Shay’s steely menace as she waxes about implike saps from her sharper boasts, but she still packs a punch.
“Shay on You” remarkable places her, without a doubt, in the pantheon of great musicians. It is both brazen and vulnerable, filled with wild amounts of personality, style, and craft.
Has Ghana’s next afropop export arrived? The possible answer is YES. Someone has to Shay on You!
Wendy is the new Ghanaian Dream. Her Ebony-replacement-to-riches story is a product of living life out of hate, in the open, the answer to the question of how to be famous in the modern age.
The singer parlayed her bitter residency into a social media empire before landing on entertaining music score sheets, where she soaked up the spotlight as an aspiring artist making the most of her time. And yet there are those who still deny her obvious talent and regard her success so far as a fluke—led by the close-minded few who still refuse to give a woman her due in music.
Shay on You is an emphatic response to skeptics. The song is showy and upfront, at once brazen and vulnerable. On her assured and outspoken record off the recently released album, Wendy Shay shuffles from afropop-afro dancehall to sing-song ballads and strutting promenades.

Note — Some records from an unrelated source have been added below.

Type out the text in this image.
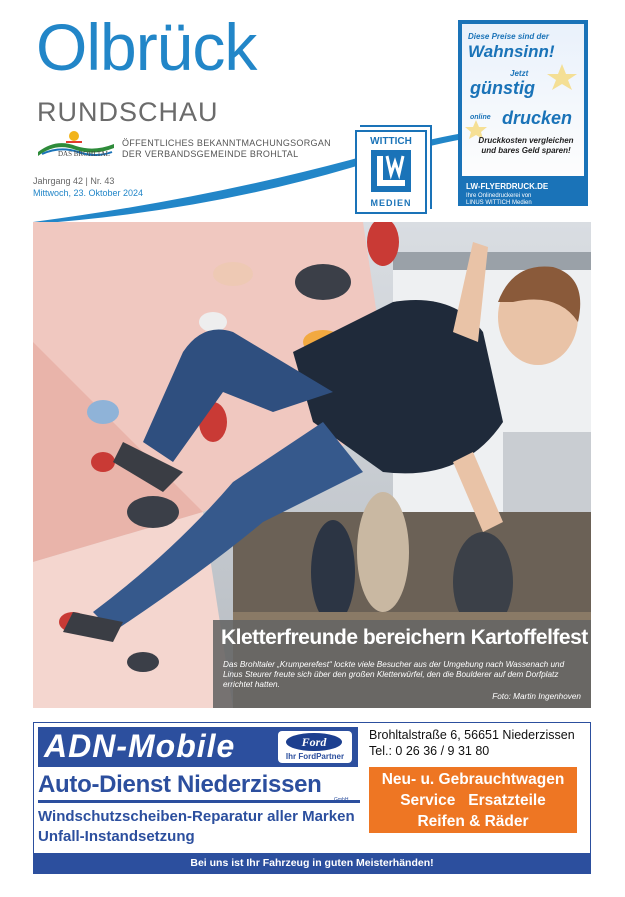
Olbrück
RUNDSCHAU
DAS BROHLTAL
ÖFFENTLICHES BEKANNTMACHUNGSORGAN
DER VERBANDSGEMEINDE BROHLTAL
Jahrgang 42 | Nr. 43
Mittwoch, 23. Oktober 2024
WITTICH
MEDIEN
Diese Preise sind der
Wahnsinn!
Jetzt
günstig
online drucken
Druckkosten vergleichen und bares Geld sparen!
LW-FLYERDRUCK.DE
Ihre Onlinedruckerei von
LINUS WITTICH Medien
Kletterfreunde bereichern Kartoffelfest
Das Brohltaler „Krumperefest“ lockte viele Besucher aus der Umgebung nach Wassenach und Linus Steurer freute sich über den großen Kletterwürfel, den die Boulderer auf dem Dorfplatz errichtet hatten.
Foto: Martin Ingenhoven
ADN-Mobile	Ford
Ihr FordPartner
Brohltalstraße 6, 56651 Niederzissen
Tel.: 0 26 36 / 9 31 80
Auto-Dienst Niederzissen
Windschutzscheiben-Reparatur aller Marken
Unfall-Instandsetzung
Neu- u. Gebrauchtwagen
Service   Ersatzteile
Reifen & Räder
Bei uns ist Ihr Fahrzeug in guten Meisterhänden!
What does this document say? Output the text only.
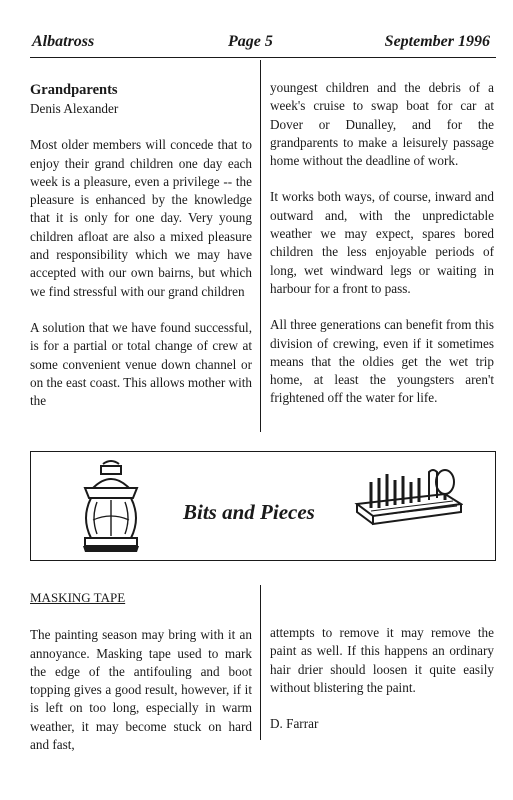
Albatross	Page 5	September 1996
Grandparents
Denis Alexander

Most older members will concede that to enjoy their grand children one day each week is a pleasure, even a privilege -- the pleasure is enhanced by the knowledge that it is only for one day. Very young children afloat are also a mixed pleasure and responsibility which we may have accepted with our own bairns, but which we find stressful with our grand children

A solution that we have found successful, is for a partial or total change of crew at some convenient venue down channel or on the east coast. This allows mother with the

youngest children and the debris of a week's cruise to swap boat for car at Dover or Dunalley, and for the grandparents to make a leisurely passage home without the deadline of work.

It works both ways, of course, inward and outward and, with the unpredictable weather we may expect, spares bored children the less enjoyable periods of long, wet windward legs or waiting in harbour for a front to pass.

All three generations can benefit from this division of crewing, even if it sometimes means that the oldies get the wet trip home, at least the youngsters aren't frightened off the water for life.

Bits and Pieces
MASKING TAPE

The painting season may bring with it an annoyance. Masking tape used to mark the edge of the antifouling and boot topping gives a good result, however, if it is left on too long, especially in warm weather, it may become stuck on hard and fast,

attempts to remove it may remove the paint as well. If this happens an ordinary hair drier should loosen it quite easily without blistering the paint.

D. Farrar
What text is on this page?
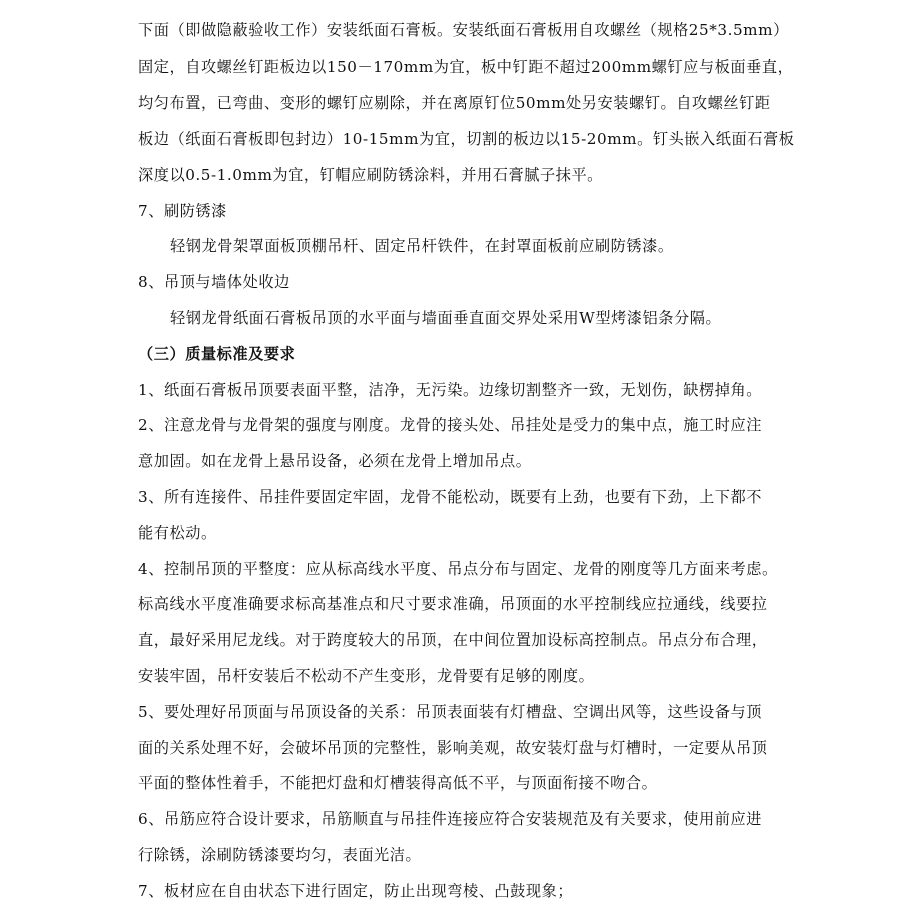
下面（即做隐蔽验收工作）安装纸面石膏板。安装纸面石膏板用自攻螺丝（规格25*3.5mm）
固定，自攻螺丝钉距板边以150－170mm为宜，板中钉距不超过200mm螺钉应与板面垂直，
均匀布置，已弯曲、变形的螺钉应剔除，并在离原钉位50mm处另安装螺钉。自攻螺丝钉距
板边（纸面石膏板即包封边）10-15mm为宜，切割的板边以15-20mm。钉头嵌入纸面石膏板
深度以0.5-1.0mm为宜，钉帽应刷防锈涂料，并用石膏腻子抹平。
7、刷防锈漆
轻钢龙骨架罩面板顶棚吊杆、固定吊杆铁件，在封罩面板前应刷防锈漆。
8、吊顶与墙体处收边
轻钢龙骨纸面石膏板吊顶的水平面与墙面垂直面交界处采用W型烤漆铝条分隔。
（三）质量标准及要求
1、纸面石膏板吊顶要表面平整，洁净，无污染。边缘切割整齐一致，无划伤，缺楞掉角。
2、注意龙骨与龙骨架的强度与刚度。龙骨的接头处、吊挂处是受力的集中点，施工时应注
意加固。如在龙骨上悬吊设备，必须在龙骨上增加吊点。
3、所有连接件、吊挂件要固定牢固，龙骨不能松动，既要有上劲，也要有下劲，上下都不
能有松动。
4、控制吊顶的平整度：应从标高线水平度、吊点分布与固定、龙骨的刚度等几方面来考虑。
标高线水平度准确要求标高基准点和尺寸要求准确，吊顶面的水平控制线应拉通线，线要拉
直，最好采用尼龙线。对于跨度较大的吊顶，在中间位置加设标高控制点。吊点分布合理，
安装牢固，吊杆安装后不松动不产生变形，龙骨要有足够的刚度。
5、要处理好吊顶面与吊顶设备的关系：吊顶表面装有灯槽盘、空调出风等，这些设备与顶
面的关系处理不好，会破坏吊顶的完整性，影响美观，故安装灯盘与灯槽时，一定要从吊顶
平面的整体性着手，不能把灯盘和灯槽装得高低不平，与顶面衔接不吻合。
6、吊筋应符合设计要求，吊筋顺直与吊挂件连接应符合安装规范及有关要求，使用前应进
行除锈，涂刷防锈漆要均匀，表面光洁。
7、板材应在自由状态下进行固定，防止出现弯棱、凸鼓现象；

She is afrodancell’s answer to MzVee: funny, curious, and absorbing. Wendy’s rants can be as biting as they are mesmerizing, as much an invasion of your space as they are an immersion into her world.

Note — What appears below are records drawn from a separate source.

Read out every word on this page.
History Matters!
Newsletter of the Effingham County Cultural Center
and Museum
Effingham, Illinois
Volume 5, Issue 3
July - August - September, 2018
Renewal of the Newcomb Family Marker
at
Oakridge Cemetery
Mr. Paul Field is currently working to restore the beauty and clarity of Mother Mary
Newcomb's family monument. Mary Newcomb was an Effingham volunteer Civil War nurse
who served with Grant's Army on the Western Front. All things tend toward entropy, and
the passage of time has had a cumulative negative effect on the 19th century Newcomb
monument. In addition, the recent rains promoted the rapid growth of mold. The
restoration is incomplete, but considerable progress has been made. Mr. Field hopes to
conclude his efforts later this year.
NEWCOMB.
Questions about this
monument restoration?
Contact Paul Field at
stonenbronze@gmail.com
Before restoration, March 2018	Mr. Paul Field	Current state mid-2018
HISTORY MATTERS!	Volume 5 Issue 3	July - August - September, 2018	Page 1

Forged in the same fires that wrought Stonebwoy’s “We Bad” intro, the explosive “Shay on You” sets the tone. The shots-fired-thunder-strike screed is an opening salvo of epic proportions, lining up foes to drop them, digging a stiletto heel into the throats of her challengers. Wendy Shay sings with fire and force, a born star who’s grown accustomed to being told she’s not good, dim your light for the sake of others. Each new triumph rejects such a ridiculous premise, and each naysayer has seemingly only granted her more power.
Wendy Shay is a great talker, but her voice itself is its own instrument as it wraps around each word; her accent and inflections forge each syllable into a snap, making every utterance feel novel and unique. She wields her voice like a weapon, and she can make even the mundane seem glamorous with a particularly choice phrasing.
This specific economy of language is the core of her appeal, and every verse is imbued with its impact. She is one thing and her beau/hater/adversary is another, but it’s the relationship between those two things that conjures the imagery with some of the punchlines which you can laugh-out-loud, while others are immensely clever.
Her writing is often convincingly diametrical. Her practiced abrasiveness is a defense mechanism constructed over time, so when she churns things like, “’I jump over now I’m on throne/He is a dog, take a bone/ Number one, yes, I am the one/ I got the crown forget everyone,” she’s showing you the inside of her armor.
Check out the twenty thousand cedis (Ghc 20000) video shot and directed by Yaw SkyFace below. The video was shot on location in Jamestown, a suburb of Accra. Wendy Shay is currently signed to RuffTown Records.